Tuesday, May 1, 2012

Since when are we all on a first-name basis?

Time was, if you had to line a bunch of people up alphabetically, you did it by surname:
  • Ball, Lucille
  • Marx, Harpo
  • Zoolander, Derek
More and more, though, we seem to be arranging people by first name
  • Derek Zoolander
  • Harpo Marx
  • Lucille Ball
Seems odd.  I blame the web.  Gmail does it.  Facebook does it.   Wikipedia can generally autocomplete from a first name ("Ab" gets me Abraham Lincoln at the top) but not the last (spelling out "Lincoln" in full gets me Lincolnshire and a longish list of other names, but nothing on the president).  There are plenty of other examples, I claim.  Indeed, it almost seems to be becoming the norm.

Objectively, there's probably not much to pick between the two schemes.  Without actually measuring, I'd guess that last names tend to be more unique (or "more nearly unique", if you must), but on the other hand we tend to think of people with their first names, well ... first.

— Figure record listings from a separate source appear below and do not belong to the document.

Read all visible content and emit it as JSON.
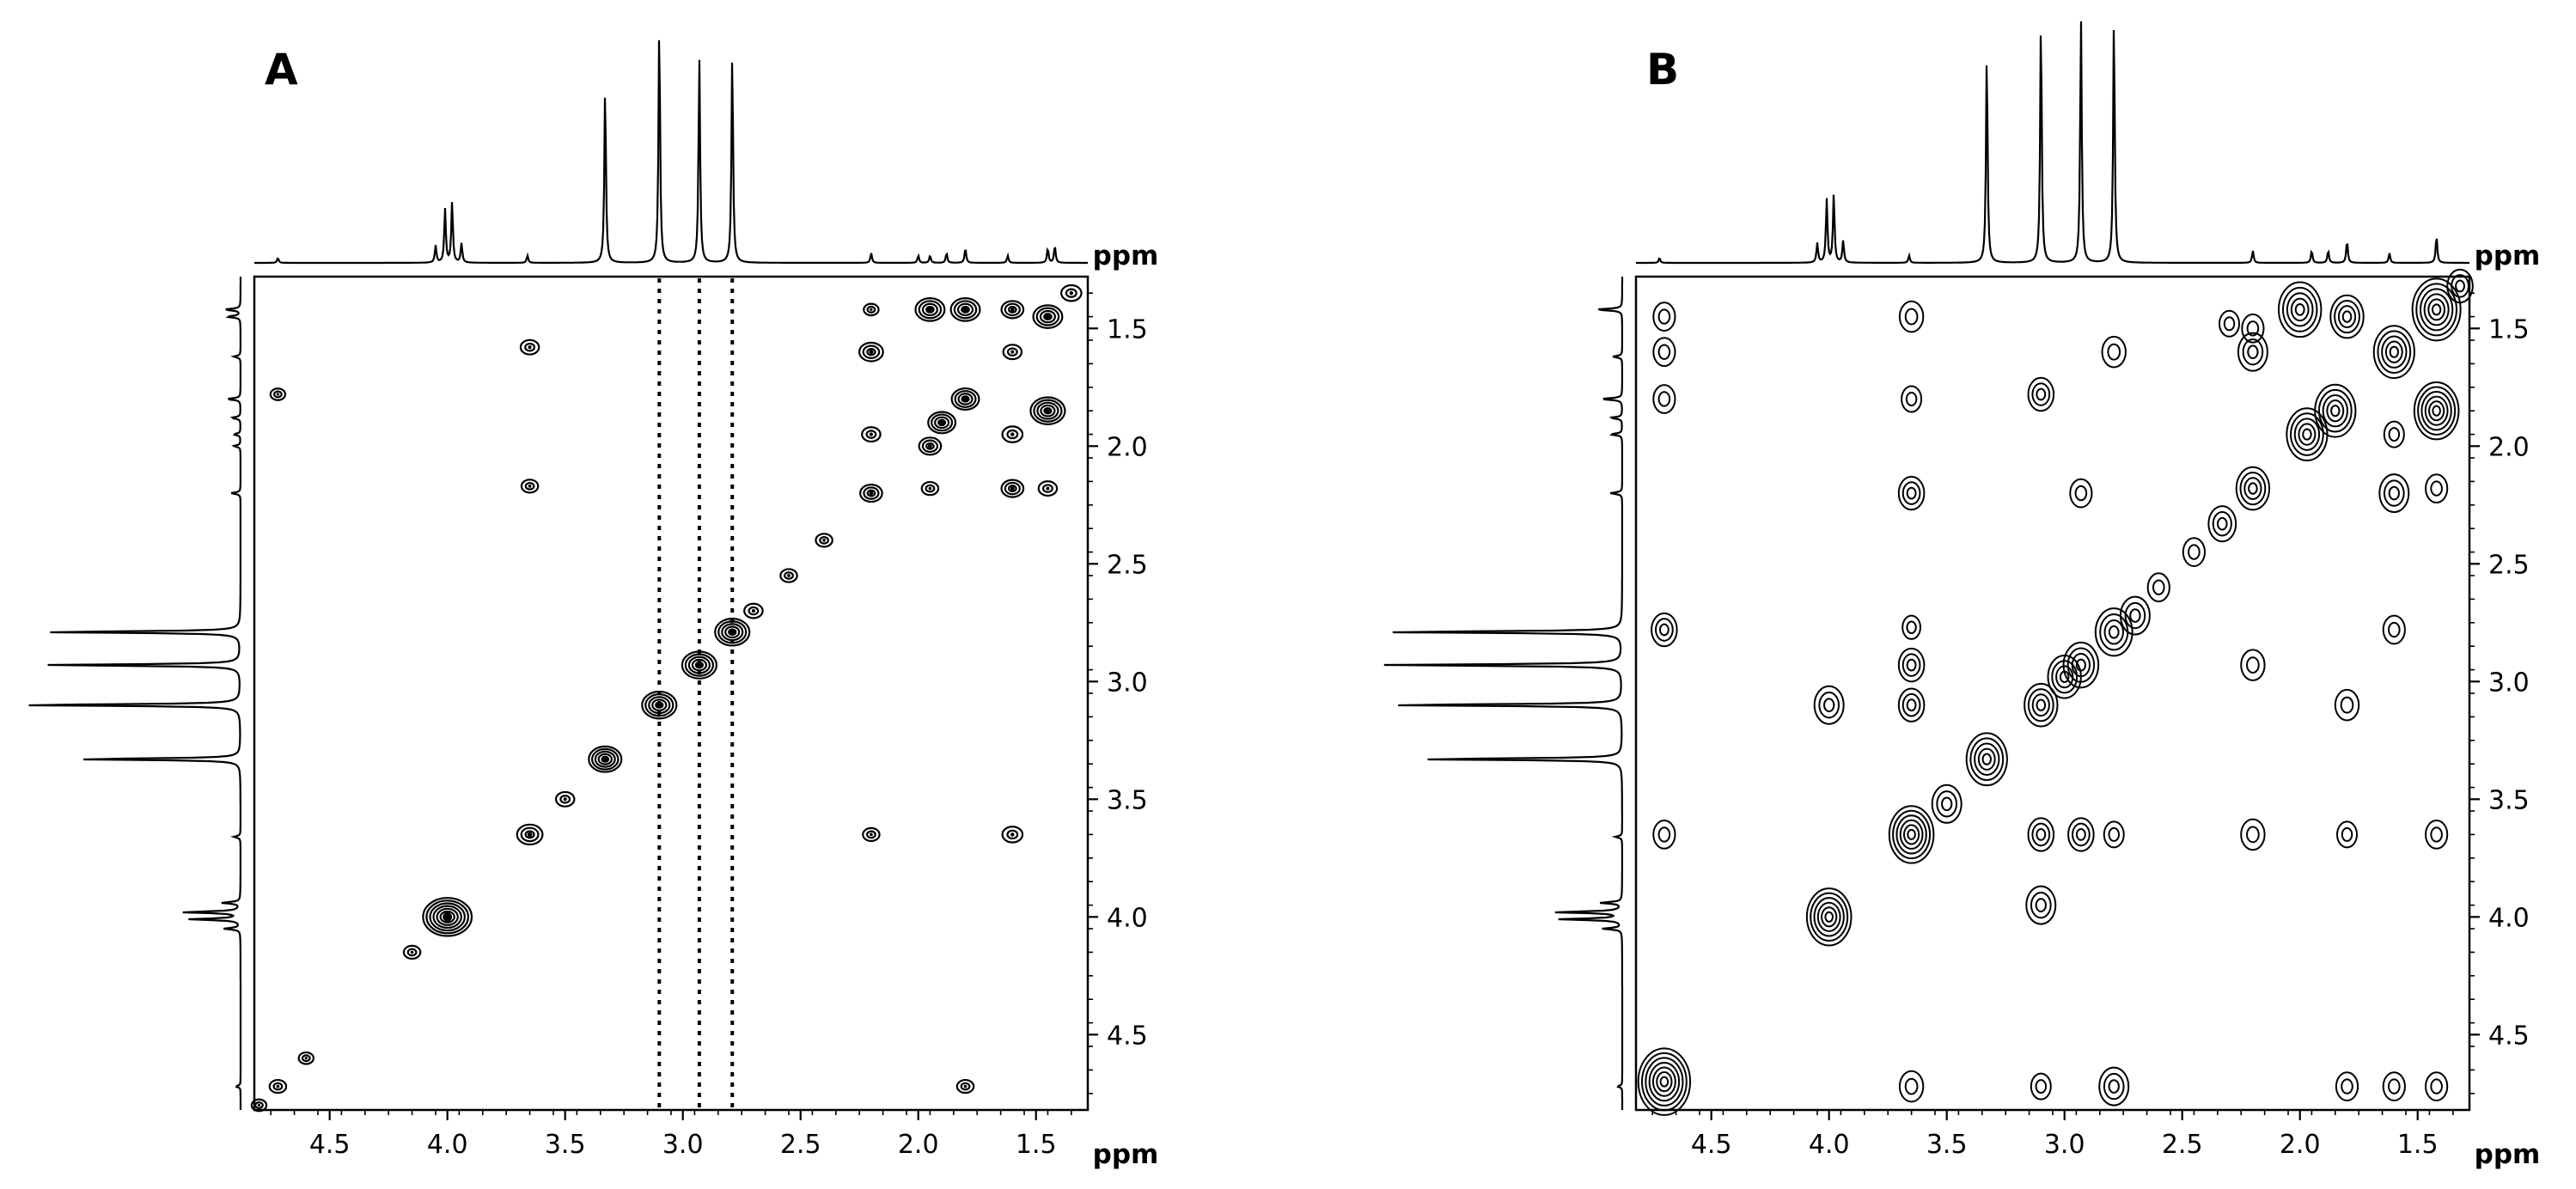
{
  "chart_data": [
    {
      "type": "heatmap",
      "subtype": "2D NMR contour map with 1D projections",
      "panel_label": "A",
      "xlabel": "ppm",
      "ylabel": "ppm",
      "xlim": [
        4.82,
        1.28
      ],
      "ylim": [
        1.28,
        4.82
      ],
      "x_ticks": [
        4.5,
        4.0,
        3.5,
        3.0,
        2.5,
        2.0,
        1.5
      ],
      "y_ticks": [
        1.5,
        2.0,
        2.5,
        3.0,
        3.5,
        4.0,
        4.5
      ],
      "x_tick_labels": [
        "4.5",
        "4.0",
        "3.5",
        "3.0",
        "2.5",
        "2.0",
        "1.5"
      ],
      "y_tick_labels": [
        "1.5",
        "2.0",
        "2.5",
        "3.0",
        "3.5",
        "4.0",
        "4.5"
      ],
      "contour_style": "dense-pointed",
      "projection_peaks": [
        {
          "ppm": 4.72,
          "height": 0.02
        },
        {
          "ppm": 4.05,
          "height": 0.07
        },
        {
          "ppm": 4.01,
          "height": 0.22
        },
        {
          "ppm": 3.98,
          "height": 0.25
        },
        {
          "ppm": 3.94,
          "height": 0.08
        },
        {
          "ppm": 3.66,
          "height": 0.03
        },
        {
          "ppm": 3.33,
          "height": 0.72
        },
        {
          "ppm": 3.1,
          "height": 0.98
        },
        {
          "ppm": 2.93,
          "height": 0.84
        },
        {
          "ppm": 2.79,
          "height": 0.86
        },
        {
          "ppm": 2.2,
          "height": 0.04
        },
        {
          "ppm": 2.0,
          "height": 0.03
        },
        {
          "ppm": 1.95,
          "height": 0.03
        },
        {
          "ppm": 1.88,
          "height": 0.04
        },
        {
          "ppm": 1.8,
          "height": 0.06
        },
        {
          "ppm": 1.62,
          "height": 0.03
        },
        {
          "ppm": 1.45,
          "height": 0.06
        },
        {
          "ppm": 1.42,
          "height": 0.07
        }
      ],
      "vertical_streaks_ppm": [
        3.1,
        2.93,
        2.79
      ],
      "cross_peaks": [
        {
          "x": 4.72,
          "y": 4.72,
          "size": 0.6
        },
        {
          "x": 4.6,
          "y": 4.6,
          "size": 0.5
        },
        {
          "x": 4.8,
          "y": 4.8,
          "size": 0.5
        },
        {
          "x": 4.15,
          "y": 4.15,
          "size": 0.6
        },
        {
          "x": 4.0,
          "y": 4.0,
          "size": 2.4
        },
        {
          "x": 3.65,
          "y": 3.65,
          "size": 1.1
        },
        {
          "x": 3.5,
          "y": 3.5,
          "size": 0.7
        },
        {
          "x": 3.33,
          "y": 3.33,
          "size": 1.5
        },
        {
          "x": 3.1,
          "y": 3.1,
          "size": 1.6
        },
        {
          "x": 2.93,
          "y": 2.93,
          "size": 1.6
        },
        {
          "x": 2.79,
          "y": 2.79,
          "size": 1.6
        },
        {
          "x": 2.7,
          "y": 2.7,
          "size": 0.7
        },
        {
          "x": 2.55,
          "y": 2.55,
          "size": 0.6
        },
        {
          "x": 2.4,
          "y": 2.4,
          "size": 0.6
        },
        {
          "x": 2.2,
          "y": 2.2,
          "size": 0.9
        },
        {
          "x": 1.9,
          "y": 1.9,
          "size": 1.2
        },
        {
          "x": 1.8,
          "y": 1.8,
          "size": 1.2
        },
        {
          "x": 1.45,
          "y": 1.45,
          "size": 1.3
        },
        {
          "x": 1.35,
          "y": 1.35,
          "size": 0.8
        },
        {
          "x": 3.65,
          "y": 1.58,
          "size": 0.7
        },
        {
          "x": 3.65,
          "y": 2.17,
          "size": 0.6
        },
        {
          "x": 4.72,
          "y": 1.78,
          "size": 0.5
        },
        {
          "x": 2.2,
          "y": 1.6,
          "size": 1.0
        },
        {
          "x": 2.2,
          "y": 1.95,
          "size": 0.7
        },
        {
          "x": 2.2,
          "y": 1.42,
          "size": 0.5
        },
        {
          "x": 2.2,
          "y": 3.65,
          "size": 0.6
        },
        {
          "x": 1.95,
          "y": 1.42,
          "size": 1.3
        },
        {
          "x": 1.8,
          "y": 1.42,
          "size": 1.3
        },
        {
          "x": 1.6,
          "y": 1.42,
          "size": 0.9
        },
        {
          "x": 1.95,
          "y": 2.0,
          "size": 0.9
        },
        {
          "x": 1.6,
          "y": 1.95,
          "size": 0.8
        },
        {
          "x": 1.45,
          "y": 1.85,
          "size": 1.6
        },
        {
          "x": 1.95,
          "y": 2.18,
          "size": 0.6
        },
        {
          "x": 1.6,
          "y": 2.18,
          "size": 0.9
        },
        {
          "x": 1.45,
          "y": 2.18,
          "size": 0.7
        },
        {
          "x": 1.8,
          "y": 4.72,
          "size": 0.6
        },
        {
          "x": 1.6,
          "y": 3.65,
          "size": 0.8
        },
        {
          "x": 1.6,
          "y": 1.6,
          "size": 0.7
        }
      ]
    },
    {
      "type": "heatmap",
      "subtype": "2D NMR contour map with 1D projections",
      "panel_label": "B",
      "xlabel": "ppm",
      "ylabel": "ppm",
      "xlim": [
        4.82,
        1.28
      ],
      "ylim": [
        1.28,
        4.82
      ],
      "x_ticks": [
        4.5,
        4.0,
        3.5,
        3.0,
        2.5,
        2.0,
        1.5
      ],
      "y_ticks": [
        1.5,
        2.0,
        2.5,
        3.0,
        3.5,
        4.0,
        4.5
      ],
      "x_tick_labels": [
        "4.5",
        "4.0",
        "3.5",
        "3.0",
        "2.5",
        "2.0",
        "1.5"
      ],
      "y_tick_labels": [
        "1.5",
        "2.0",
        "2.5",
        "3.0",
        "3.5",
        "4.0",
        "4.5"
      ],
      "contour_style": "smooth-rings",
      "projection_peaks": [
        {
          "ppm": 4.72,
          "height": 0.02
        },
        {
          "ppm": 4.05,
          "height": 0.08
        },
        {
          "ppm": 4.01,
          "height": 0.26
        },
        {
          "ppm": 3.98,
          "height": 0.28
        },
        {
          "ppm": 3.94,
          "height": 0.09
        },
        {
          "ppm": 3.66,
          "height": 0.03
        },
        {
          "ppm": 3.33,
          "height": 0.86
        },
        {
          "ppm": 3.1,
          "height": 1.0
        },
        {
          "ppm": 2.93,
          "height": 1.0
        },
        {
          "ppm": 2.79,
          "height": 1.0
        },
        {
          "ppm": 2.2,
          "height": 0.05
        },
        {
          "ppm": 1.95,
          "height": 0.05
        },
        {
          "ppm": 1.88,
          "height": 0.05
        },
        {
          "ppm": 1.8,
          "height": 0.09
        },
        {
          "ppm": 1.62,
          "height": 0.04
        },
        {
          "ppm": 1.42,
          "height": 0.11
        }
      ],
      "vertical_streaks_ppm": [],
      "cross_peaks": [
        {
          "x": 4.7,
          "y": 4.7,
          "size": 2.2
        },
        {
          "x": 4.0,
          "y": 4.0,
          "size": 1.8
        },
        {
          "x": 3.65,
          "y": 3.65,
          "size": 1.8
        },
        {
          "x": 3.5,
          "y": 3.52,
          "size": 1.0
        },
        {
          "x": 3.33,
          "y": 3.33,
          "size": 1.6
        },
        {
          "x": 3.1,
          "y": 3.1,
          "size": 1.2
        },
        {
          "x": 3.0,
          "y": 2.98,
          "size": 1.2
        },
        {
          "x": 2.93,
          "y": 2.93,
          "size": 1.3
        },
        {
          "x": 2.79,
          "y": 2.79,
          "size": 1.4
        },
        {
          "x": 2.7,
          "y": 2.72,
          "size": 1.0
        },
        {
          "x": 2.6,
          "y": 2.6,
          "size": 0.6
        },
        {
          "x": 2.45,
          "y": 2.45,
          "size": 0.6
        },
        {
          "x": 2.33,
          "y": 2.33,
          "size": 0.9
        },
        {
          "x": 2.2,
          "y": 2.18,
          "size": 1.2
        },
        {
          "x": 1.97,
          "y": 1.95,
          "size": 1.6
        },
        {
          "x": 1.85,
          "y": 1.85,
          "size": 1.6
        },
        {
          "x": 1.6,
          "y": 1.6,
          "size": 1.6
        },
        {
          "x": 1.42,
          "y": 1.42,
          "size": 2.0
        },
        {
          "x": 1.32,
          "y": 1.32,
          "size": 0.8
        },
        {
          "x": 4.7,
          "y": 1.45,
          "size": 0.6
        },
        {
          "x": 4.7,
          "y": 1.6,
          "size": 0.6
        },
        {
          "x": 4.7,
          "y": 1.8,
          "size": 0.6
        },
        {
          "x": 4.7,
          "y": 2.78,
          "size": 0.8
        },
        {
          "x": 4.7,
          "y": 3.65,
          "size": 0.6
        },
        {
          "x": 3.65,
          "y": 1.45,
          "size": 0.7
        },
        {
          "x": 3.65,
          "y": 1.8,
          "size": 0.5
        },
        {
          "x": 3.65,
          "y": 2.2,
          "size": 0.8
        },
        {
          "x": 3.65,
          "y": 2.93,
          "size": 0.8
        },
        {
          "x": 3.65,
          "y": 3.1,
          "size": 0.8
        },
        {
          "x": 3.65,
          "y": 4.72,
          "size": 0.7
        },
        {
          "x": 3.65,
          "y": 2.77,
          "size": 0.4
        },
        {
          "x": 4.0,
          "y": 3.1,
          "size": 1.0
        },
        {
          "x": 3.1,
          "y": 1.78,
          "size": 0.8
        },
        {
          "x": 3.1,
          "y": 3.65,
          "size": 0.8
        },
        {
          "x": 3.1,
          "y": 3.95,
          "size": 1.0
        },
        {
          "x": 3.1,
          "y": 4.72,
          "size": 0.5
        },
        {
          "x": 2.93,
          "y": 2.2,
          "size": 0.6
        },
        {
          "x": 2.93,
          "y": 3.65,
          "size": 0.8
        },
        {
          "x": 2.79,
          "y": 1.6,
          "size": 0.7
        },
        {
          "x": 2.79,
          "y": 3.65,
          "size": 0.5
        },
        {
          "x": 2.79,
          "y": 4.72,
          "size": 1.0
        },
        {
          "x": 2.2,
          "y": 1.5,
          "size": 0.6
        },
        {
          "x": 2.2,
          "y": 1.6,
          "size": 1.0
        },
        {
          "x": 2.2,
          "y": 2.93,
          "size": 0.7
        },
        {
          "x": 2.2,
          "y": 3.65,
          "size": 0.7
        },
        {
          "x": 2.0,
          "y": 1.42,
          "size": 1.7
        },
        {
          "x": 1.8,
          "y": 1.45,
          "size": 1.2
        },
        {
          "x": 2.3,
          "y": 1.48,
          "size": 0.5
        },
        {
          "x": 1.8,
          "y": 3.1,
          "size": 0.7
        },
        {
          "x": 1.8,
          "y": 3.65,
          "size": 0.5
        },
        {
          "x": 1.8,
          "y": 4.72,
          "size": 0.6
        },
        {
          "x": 1.6,
          "y": 2.2,
          "size": 1.0
        },
        {
          "x": 1.6,
          "y": 2.78,
          "size": 0.6
        },
        {
          "x": 1.6,
          "y": 4.72,
          "size": 0.6
        },
        {
          "x": 1.42,
          "y": 1.85,
          "size": 1.8
        },
        {
          "x": 1.42,
          "y": 2.18,
          "size": 0.6
        },
        {
          "x": 1.42,
          "y": 3.65,
          "size": 0.6
        },
        {
          "x": 1.42,
          "y": 4.72,
          "size": 0.6
        },
        {
          "x": 1.6,
          "y": 1.95,
          "size": 0.5
        }
      ]
    }
  ]
}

Now perhaps this is just a generational thing.  Kids These Days, after all, have no regard for propriety and convention, just like my generation before them.  Perhaps the major software companies have had a hand, spreading their Silicon Valley disregard for regimented old-school thinking.

However, I think Wikipedia's autocomplete is notable.  If we're searching for something about someone, the key to our search is the person's name, as we would say it.  I don't think "What was Marx, Harpo's birth name?" (Adolph, changed to Arthur by 1911).  I think "What was Harpo Marx's birth name?" or just "What was Harpo's birth name?" (or I could just honk and whistle).  Either way, I start with "Harpo", and sure enough, "Harpo Marx" is on the list by the time I've typed that.  Other systems work similarly.

Searching by typing something in and expecting results to come back is quintessentially webby, and the autocomplete box is Web 2.0 in particular (whatever Web 2.0 is).